The most effective tool for saving these wipeouts is to ‘smoke’ the guy to the headstay. It might create enough leeward side force to bring the boat back onto its feet, but the trimmer needs to be very aware. Good communication between helm and trimmer is critical as you don’t want to be winding the guy back when release was never needed!
If the worst does happen then make sure heads are down and everyone is hanging on and don’t ease the spinnaker sheets. If recovery requires dropping the spinnaker then keeping it close to the boat makes life a lot easier.
 
5. Emphasis on steering
 
 
For the helmsman it can be quite a good workout! Make sure you are in a good body position so that you can push and pull the tiller without having to adjust your stance each time as a split second delay could be a death knell.
If you are trying to run deep the key thing is to watch the spinnaker. If you allow it to get too far to one side of the boat it can be difficult to get it back. ‘Keep the boat under the spinnaker’ is obvious advice, but it can be harder than it sounds.
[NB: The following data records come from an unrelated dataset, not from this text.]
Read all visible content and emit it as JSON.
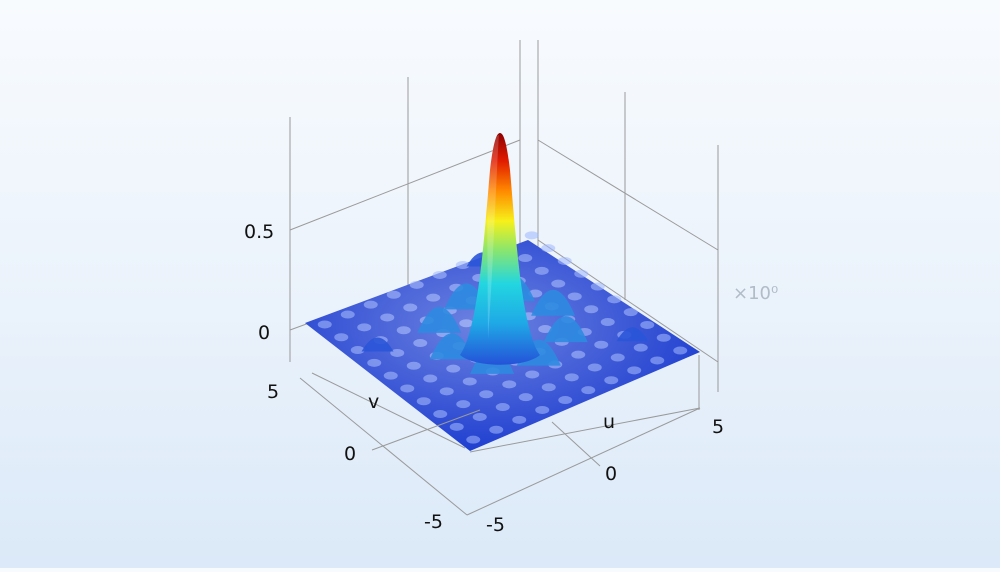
{
  "chart_data": {
    "type": "surface",
    "function": "sinc-like radial peak centered at (0,0)",
    "x": {
      "label": "u",
      "range": [
        -5,
        5
      ],
      "ticks": [
        "-5",
        "0",
        "5"
      ]
    },
    "y": {
      "label": "v",
      "range": [
        -5,
        5
      ],
      "ticks": [
        "-5",
        "0",
        "5"
      ]
    },
    "z": {
      "range": [
        -0.1,
        0.9
      ],
      "ticks": [
        "0",
        "0.5"
      ],
      "peak": 0.9
    },
    "scale_annotation": "×10⁰",
    "colormap": "rainbow",
    "grid": true,
    "colors": {
      "low": "#1f3fd0",
      "mid": "#22d6e0",
      "high": "#a80000",
      "axis": "#8a8a8a",
      "text": "#000000"
    }
  }
}
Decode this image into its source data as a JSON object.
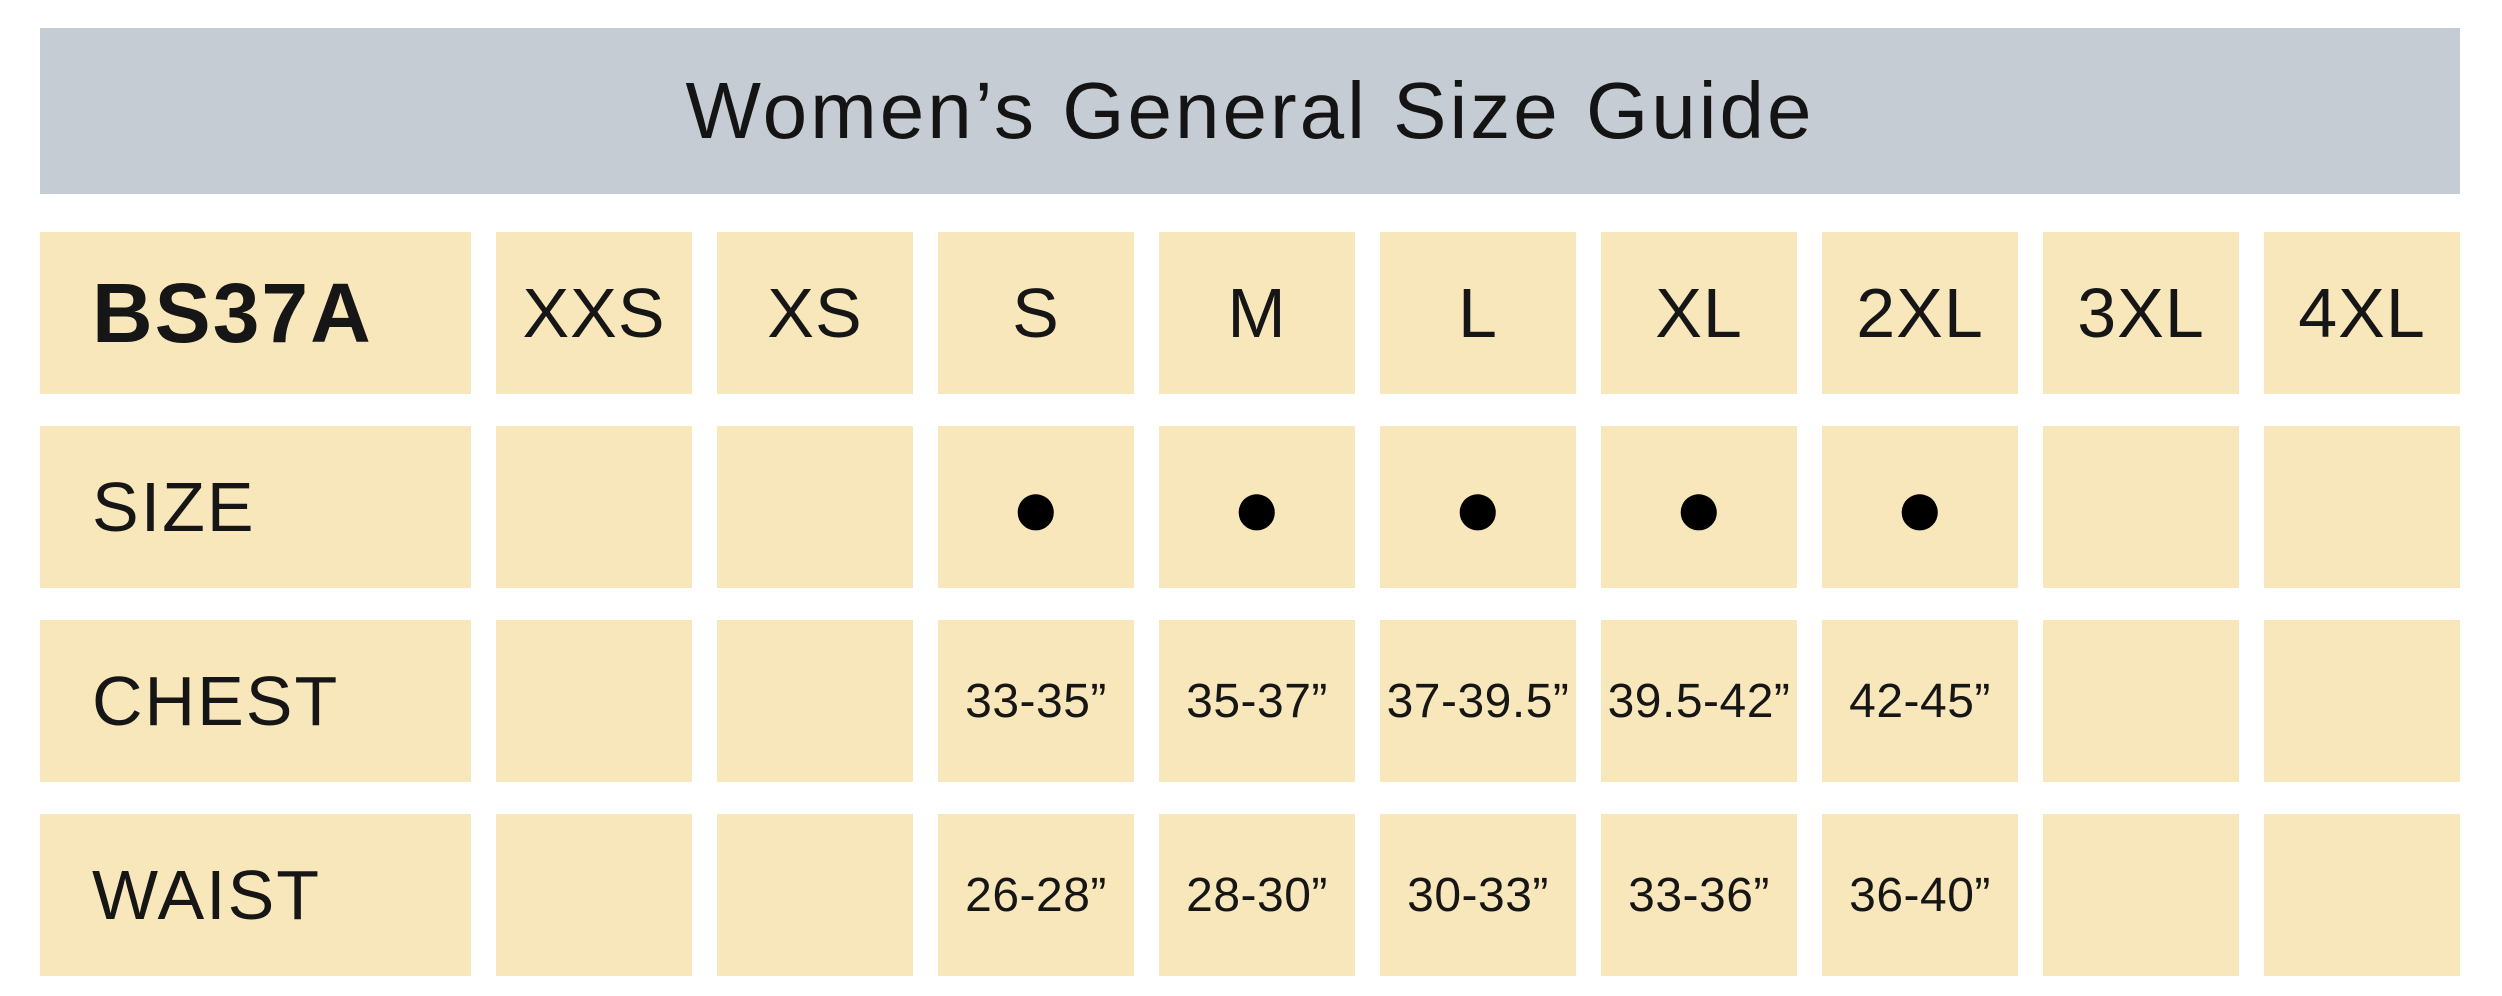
{
  "page_title": "Women’s General Size Guide",
  "colors": {
    "header_bg": "#C5CCD3",
    "cell_bg": "#F7E7BA",
    "text": "#161616",
    "dot": "#000000",
    "page_bg": "#FFFFFF"
  },
  "chart_data": {
    "type": "table",
    "title": "Women’s General Size Guide",
    "product_code": "BS37A",
    "columns": [
      "XXS",
      "XS",
      "S",
      "M",
      "L",
      "XL",
      "2XL",
      "3XL",
      "4XL"
    ],
    "rows": [
      {
        "label": "SIZE",
        "values": [
          "",
          "",
          "●",
          "●",
          "●",
          "●",
          "●",
          "",
          ""
        ]
      },
      {
        "label": "CHEST",
        "values": [
          "",
          "",
          "33-35”",
          "35-37”",
          "37-39.5”",
          "39.5-42”",
          "42-45”",
          "",
          ""
        ]
      },
      {
        "label": "WAIST",
        "values": [
          "",
          "",
          "26-28”",
          "28-30”",
          "30-33”",
          "33-36”",
          "36-40”",
          "",
          ""
        ]
      }
    ]
  }
}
When the spinnaker is about to start its roll out to windward you should already have the tiller to leeward to counteract this movement, and vice versa. Don’t go too far though as this could result in spinning out the opposite way.
 
 
 
Advise
 
The best advise obviously if you are cruising is to not get into this situation in the first place.  When the wind pressure is climbing, pull in the canvas to a safe level.  No need to heel more than 15'.  My rule of thumb when cruising is if the boat's heel is sustained at 15 to 18', put in the first reef.  This will stand the boat back up and you can power up more.  The boat will be far more comfortable and the mental attrition which is attributed to the higher heel will diminish and you will find out that you will go faster!